Sayfollah Musallet, warga negara ganda Palestina-Amerika Serikat (AS) yang tewas dianiaya di Tepi Barat. Foto: Facebook
Ramallah: Kamel Musallet, ayah dari Sayfollah Musallet, warga negara ganda Palestina-Amerika Serikat (AS) yang tewas dianiaya oleh pemukim ilegal Israel pekan lalu di Tepi Barat, mempertanyakan diamnya Presiden Donald Trump dan para pejabat AS atas kematian putranya.
“Jika dia orang Israel-Amerika, mereka pasti sudah bertindak cepat. Tapi karena dia Palestina-Amerika, seperti hidup di dua dunia yang berbeda,” ujar Musallet dalam wawancara dengan media independen Zeteo, dan dikutip oleh Press TV, Rabu, 16 Juli 2025.

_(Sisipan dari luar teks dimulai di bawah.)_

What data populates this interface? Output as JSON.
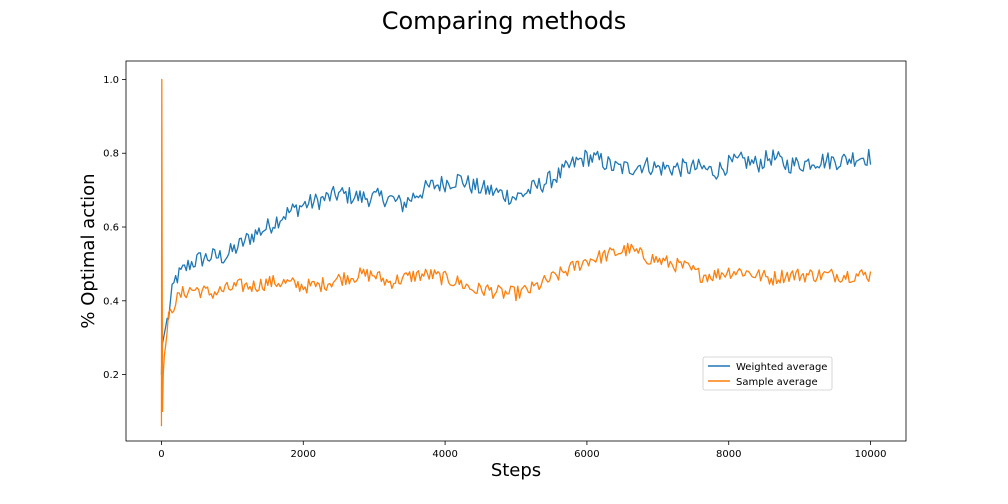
{
  "chart_data": {
    "type": "line",
    "title": "Comparing methods",
    "xlabel": "Steps",
    "ylabel": "% Optimal action",
    "xlim": [
      -500,
      10500
    ],
    "ylim": [
      0.02,
      1.05
    ],
    "xticks": [
      0,
      2000,
      4000,
      6000,
      8000,
      10000
    ],
    "yticks": [
      0.2,
      0.4,
      0.6,
      0.8,
      1.0
    ],
    "xtick_labels": [
      "0",
      "2000",
      "4000",
      "6000",
      "8000",
      "10000"
    ],
    "ytick_labels": [
      "0.2",
      "0.4",
      "0.6",
      "0.8",
      "1.0"
    ],
    "legend_position": "lower-right",
    "grid": false,
    "series": [
      {
        "name": "Weighted average",
        "color": "#1f77b4",
        "noise": 0.025,
        "x": [
          0,
          10,
          30,
          60,
          100,
          150,
          200,
          300,
          400,
          500,
          700,
          900,
          1100,
          1300,
          1500,
          1700,
          2000,
          2200,
          2500,
          2800,
          3000,
          3200,
          3400,
          3600,
          3800,
          4000,
          4200,
          4400,
          4600,
          4800,
          5000,
          5200,
          5400,
          5600,
          5800,
          6000,
          6200,
          6400,
          6600,
          6800,
          7000,
          7200,
          7400,
          7600,
          7800,
          8000,
          8200,
          8400,
          8600,
          8800,
          9000,
          9200,
          9400,
          9600,
          9800,
          10000
        ],
        "y": [
          0.2,
          0.28,
          0.3,
          0.33,
          0.36,
          0.42,
          0.46,
          0.48,
          0.5,
          0.51,
          0.52,
          0.52,
          0.55,
          0.58,
          0.6,
          0.63,
          0.66,
          0.67,
          0.69,
          0.68,
          0.68,
          0.68,
          0.66,
          0.69,
          0.71,
          0.72,
          0.73,
          0.71,
          0.7,
          0.69,
          0.68,
          0.7,
          0.72,
          0.74,
          0.77,
          0.79,
          0.78,
          0.76,
          0.76,
          0.77,
          0.76,
          0.76,
          0.76,
          0.76,
          0.75,
          0.77,
          0.78,
          0.77,
          0.79,
          0.77,
          0.77,
          0.78,
          0.78,
          0.78,
          0.79,
          0.79
        ]
      },
      {
        "name": "Sample average",
        "color": "#ff7f0e",
        "noise": 0.02,
        "x": [
          0,
          5,
          10,
          15,
          25,
          40,
          60,
          100,
          150,
          200,
          300,
          400,
          500,
          700,
          900,
          1100,
          1300,
          1500,
          1700,
          2000,
          2200,
          2500,
          2800,
          3000,
          3200,
          3400,
          3600,
          3800,
          4000,
          4200,
          4400,
          4600,
          4800,
          5000,
          5200,
          5400,
          5600,
          5800,
          6000,
          6200,
          6400,
          6600,
          6800,
          7000,
          7200,
          7400,
          7600,
          7800,
          8000,
          8200,
          8400,
          8600,
          8800,
          9000,
          9200,
          9400,
          9600,
          9800,
          10000
        ],
        "y": [
          0.06,
          1.0,
          0.5,
          0.1,
          0.2,
          0.25,
          0.28,
          0.35,
          0.38,
          0.4,
          0.42,
          0.43,
          0.43,
          0.42,
          0.43,
          0.44,
          0.44,
          0.45,
          0.45,
          0.44,
          0.44,
          0.46,
          0.47,
          0.47,
          0.45,
          0.46,
          0.47,
          0.47,
          0.46,
          0.45,
          0.43,
          0.43,
          0.42,
          0.42,
          0.43,
          0.45,
          0.47,
          0.49,
          0.51,
          0.52,
          0.53,
          0.54,
          0.52,
          0.51,
          0.5,
          0.49,
          0.47,
          0.47,
          0.48,
          0.48,
          0.47,
          0.46,
          0.47,
          0.47,
          0.47,
          0.47,
          0.47,
          0.47,
          0.47
        ]
      }
    ]
  }
}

Sayfollah dibunuh pada 11 Juli di dekat Ramallah ketika kelompok pemukim Israel menyerang para demonstran Palestina yang menolak pendirian pos pemukim ilegal di Area B, zona yang secara hukum melarang pembangunan permukiman berdasarkan perjanjian Israel-Palestina.

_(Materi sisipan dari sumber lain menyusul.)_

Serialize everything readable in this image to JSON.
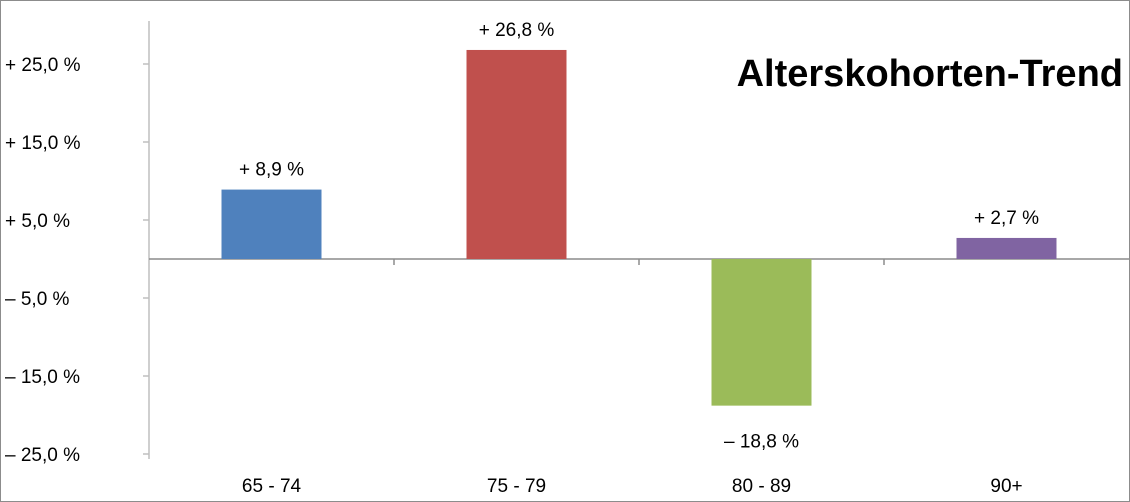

Lebih dari tiga hari setelah kematian Sayfollah, tidak ada satu pun pejabat dari Gedung Putih maupun anggota Kongres AS yang menghubungi keluarga Musallet di Florida. Satu-satunya komunikasi yang diterima hanyalah ucapan duka resmi dari konsulat AS.
Musallet mempertanyakan kredibilitas slogan “America First” yang sering digaungkan Trump. Ia menyoroti fakta bahwa Trump menghadiri pertandingan sepak bola akhir pekan lalu, sementara Wakil Presiden JD Vance berada di Disneyland, alih-alih menangani kasus kematian warganya di luar negeri.

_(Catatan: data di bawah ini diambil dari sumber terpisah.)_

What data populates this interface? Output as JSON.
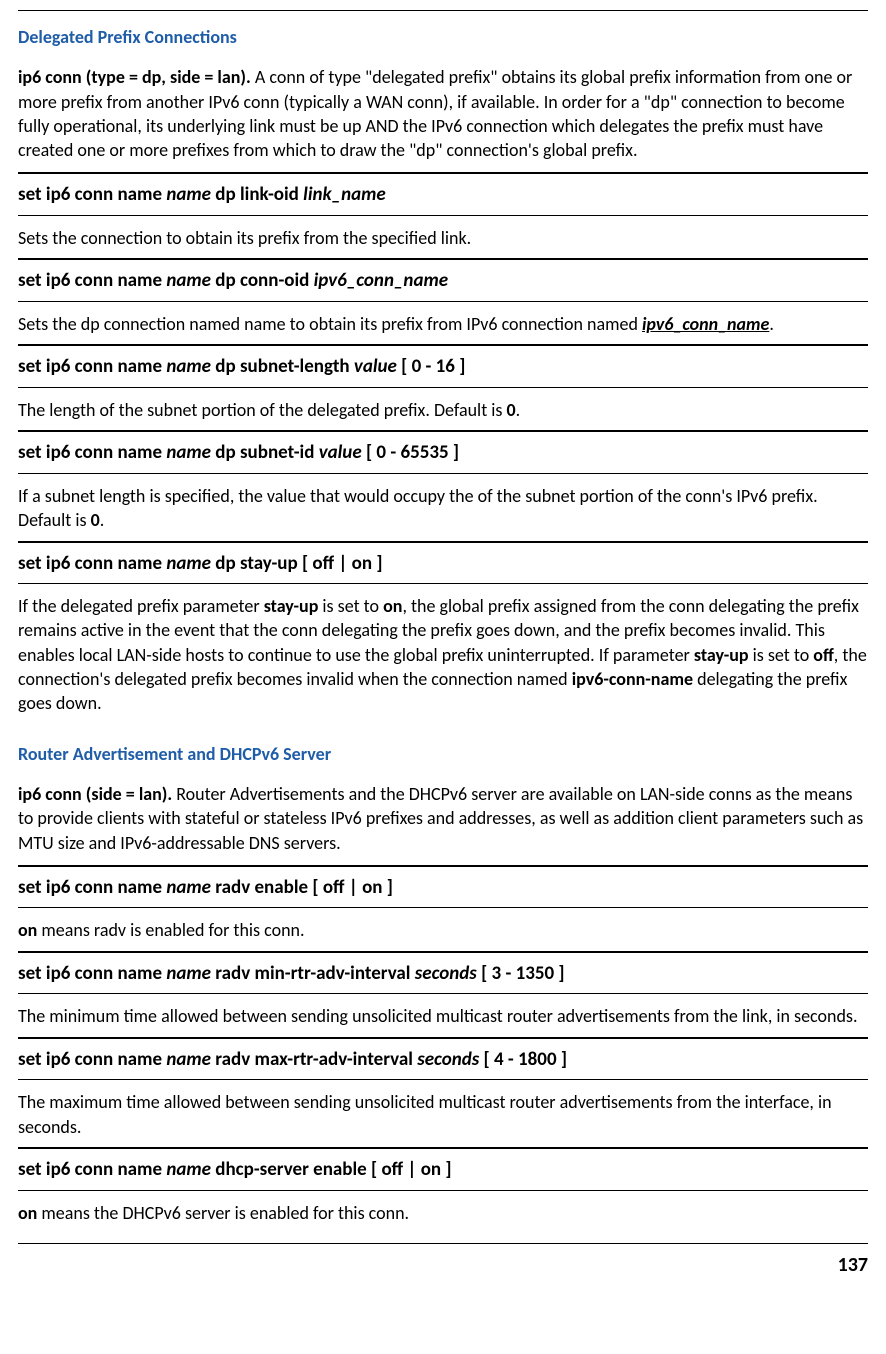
{
  "page_number": "137",
  "sections": [
    {
      "title": "Delegated Prefix Connections",
      "intro_lead": "ip6 conn (type = dp, side = lan).",
      "intro_body": " A conn of type \"delegated prefix\" obtains its global prefix information from one or more prefix from another IPv6 conn (typically a WAN conn), if available. In order for a \"dp\" connection to become fully operational, its underlying link must be up AND the IPv6 connection which delegates the prefix must have created one or more prefixes from which to draw the \"dp\" connection's global prefix.",
      "commands": [
        {
          "parts": [
            {
              "t": "set ip6 conn name ",
              "s": "b"
            },
            {
              "t": "name",
              "s": "i"
            },
            {
              "t": " dp link-oid ",
              "s": "b"
            },
            {
              "t": "link_name",
              "s": "i"
            }
          ],
          "desc": [
            {
              "t": "Sets the connection to obtain its prefix from the specified link.",
              "s": "n"
            }
          ]
        },
        {
          "parts": [
            {
              "t": "set ip6 conn name ",
              "s": "b"
            },
            {
              "t": "name",
              "s": "i"
            },
            {
              "t": " dp conn-oid ",
              "s": "b"
            },
            {
              "t": "ipv6_conn_name",
              "s": "i"
            }
          ],
          "desc": [
            {
              "t": "Sets the dp connection named name to obtain its prefix from IPv6 connection named ",
              "s": "n"
            },
            {
              "t": "ipv6_conn_name",
              "s": "biu"
            },
            {
              "t": ".",
              "s": "n"
            }
          ]
        },
        {
          "parts": [
            {
              "t": "set ip6 conn name ",
              "s": "b"
            },
            {
              "t": "name",
              "s": "i"
            },
            {
              "t": " dp subnet-length ",
              "s": "b"
            },
            {
              "t": "value",
              "s": "i"
            },
            {
              "t": " [ 0 - 16 ]",
              "s": "b"
            }
          ],
          "desc": [
            {
              "t": "The length of the subnet portion of the delegated prefix. Default is ",
              "s": "n"
            },
            {
              "t": "0",
              "s": "b"
            },
            {
              "t": ".",
              "s": "n"
            }
          ]
        },
        {
          "parts": [
            {
              "t": "set ip6 conn name ",
              "s": "b"
            },
            {
              "t": "name",
              "s": "i"
            },
            {
              "t": " dp subnet-id ",
              "s": "b"
            },
            {
              "t": "value",
              "s": "i"
            },
            {
              "t": " [ 0 - 65535 ]",
              "s": "b"
            }
          ],
          "desc": [
            {
              "t": "If a subnet length is specified, the value that would occupy the of the subnet portion of the conn's IPv6 prefix. Default is ",
              "s": "n"
            },
            {
              "t": "0",
              "s": "b"
            },
            {
              "t": ".",
              "s": "n"
            }
          ]
        },
        {
          "parts": [
            {
              "t": "set ip6 conn name ",
              "s": "b"
            },
            {
              "t": "name",
              "s": "i"
            },
            {
              "t": " dp stay-up [ off | on ]",
              "s": "b"
            }
          ],
          "desc": [
            {
              "t": "If the delegated prefix parameter ",
              "s": "n"
            },
            {
              "t": "stay-up",
              "s": "b"
            },
            {
              "t": " is set to ",
              "s": "n"
            },
            {
              "t": "on",
              "s": "b"
            },
            {
              "t": ", the global prefix assigned from the conn delegating the prefix remains active in the event that the conn delegating the prefix goes down, and the prefix becomes invalid. This enables local LAN-side hosts to continue to use the global prefix uninterrupted. If parameter ",
              "s": "n"
            },
            {
              "t": "stay-up",
              "s": "b"
            },
            {
              "t": " is set to ",
              "s": "n"
            },
            {
              "t": "off",
              "s": "b"
            },
            {
              "t": ", the connection's delegated prefix becomes invalid when the connection named ",
              "s": "n"
            },
            {
              "t": "ipv6-conn-name",
              "s": "b"
            },
            {
              "t": " delegating the prefix goes down.",
              "s": "n"
            }
          ]
        }
      ]
    },
    {
      "title": "Router Advertisement and DHCPv6 Server",
      "intro_lead": "ip6 conn (side = lan).",
      "intro_body": " Router Advertisements and the DHCPv6 server are available on LAN-side conns as the means to provide clients with stateful or stateless IPv6 prefixes and addresses, as well as addition client parameters such as MTU size and IPv6-addressable DNS servers.",
      "commands": [
        {
          "parts": [
            {
              "t": "set ip6 conn name ",
              "s": "b"
            },
            {
              "t": "name",
              "s": "i"
            },
            {
              "t": " radv enable [ off | on ]",
              "s": "b"
            }
          ],
          "desc": [
            {
              "t": "on",
              "s": "b"
            },
            {
              "t": " means radv is enabled for this conn.",
              "s": "n"
            }
          ]
        },
        {
          "parts": [
            {
              "t": "set ip6 conn name ",
              "s": "b"
            },
            {
              "t": "name",
              "s": "i"
            },
            {
              "t": " radv min-rtr-adv-interval ",
              "s": "b"
            },
            {
              "t": "seconds",
              "s": "i"
            },
            {
              "t": " [ 3 - 1350 ]",
              "s": "b"
            }
          ],
          "desc": [
            {
              "t": "The minimum time allowed between sending unsolicited multicast router advertisements from the link, in seconds.",
              "s": "n"
            }
          ]
        },
        {
          "parts": [
            {
              "t": "set ip6 conn name ",
              "s": "b"
            },
            {
              "t": "name",
              "s": "i"
            },
            {
              "t": " radv max-rtr-adv-interval ",
              "s": "b"
            },
            {
              "t": "seconds",
              "s": "i"
            },
            {
              "t": " [ 4 - 1800 ]",
              "s": "b"
            }
          ],
          "desc": [
            {
              "t": "The maximum time allowed between sending unsolicited multicast router advertisements from the interface, in seconds.",
              "s": "n"
            }
          ]
        },
        {
          "parts": [
            {
              "t": "set ip6 conn name ",
              "s": "b"
            },
            {
              "t": "name",
              "s": "i"
            },
            {
              "t": " dhcp-server  enable [ off | on ]",
              "s": "b"
            }
          ],
          "desc": [
            {
              "t": "on",
              "s": "b"
            },
            {
              "t": " means the DHCPv6 server is enabled for this conn.",
              "s": "n"
            }
          ]
        }
      ]
    }
  ]
}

“Kapan ini akan berhenti? Mengapa mereka tidak diadili?” ujar Musallet, seraya menambahkan bahwa tujuh warga negara AS telah tewas akibat serangan oleh militer atau pemukim Israel dalam 21 bulan terakhir.
Minimnya Respons Pejabat AS
Dua senator Partai Republik asal Florida, Rick Scott dan Ashley Moody, belum memberikan pernyataan publik. Hanya satu pejabat terpilih, anggota DPR dari Partai Demokrat Kathy Castor, yang menyampaikan pernyataan singkat menyatakan belasungkawa dan mendesak perlindungan bagi warga AS di luar negeri, tanpa menyebut pihak pelaku.
Menurut
Drop Site News, media investigasi AS, satu demonstran lainnya, Muhammad Rizq Hussein al-Shalabi, juga tewas tertembak dalam insiden tersebut. Kementerian Kesehatan Palestina mengonfirmasi kematian al-Shalabi dan menyebut sedikitnya 10 warga lainnya luka-luka dalam serangan itu.
Saksi mata mengatakan bahwa para pemukim menabrak salah satu demonstran dengan mobil, memecahkan jendela ambulans, dan menyerang warga secara brutal. Pasukan Israel yang tiba di lokasi tidak melakukan penangkapan, mencerminkan pola umum impunitas terhadap kekerasan pemukim di wilayah pendudukan.
Sehari sebelum pembunuhan Sayfollah, jurnalis Palestina-Amerika Said Arikat sempat mempertanyakan kepada juru bicara Departemen Luar Negeri AS, Tammy Bruce, soal langkah konkret perlindungan bagi warga Palestina-AS dari serangan pemukim.
Bruce menolak memberikan kontak atau mekanisme spesifik, hanya menyebut bahwa “ribuan orang” di departemen “peduli dengan isu ini,” dan menyarankan warga untuk menghubungi pemerintah Israel, mengingat Tel Aviv adalah sekutu AS.
Ketika ditanya apakah AS akan secara eksplisit mengecam kekerasan terhadap komunitas Palestina, Bruce hanya menyampaikan keprihatinan umum terhadap kekerasan “oleh pihak mana pun.”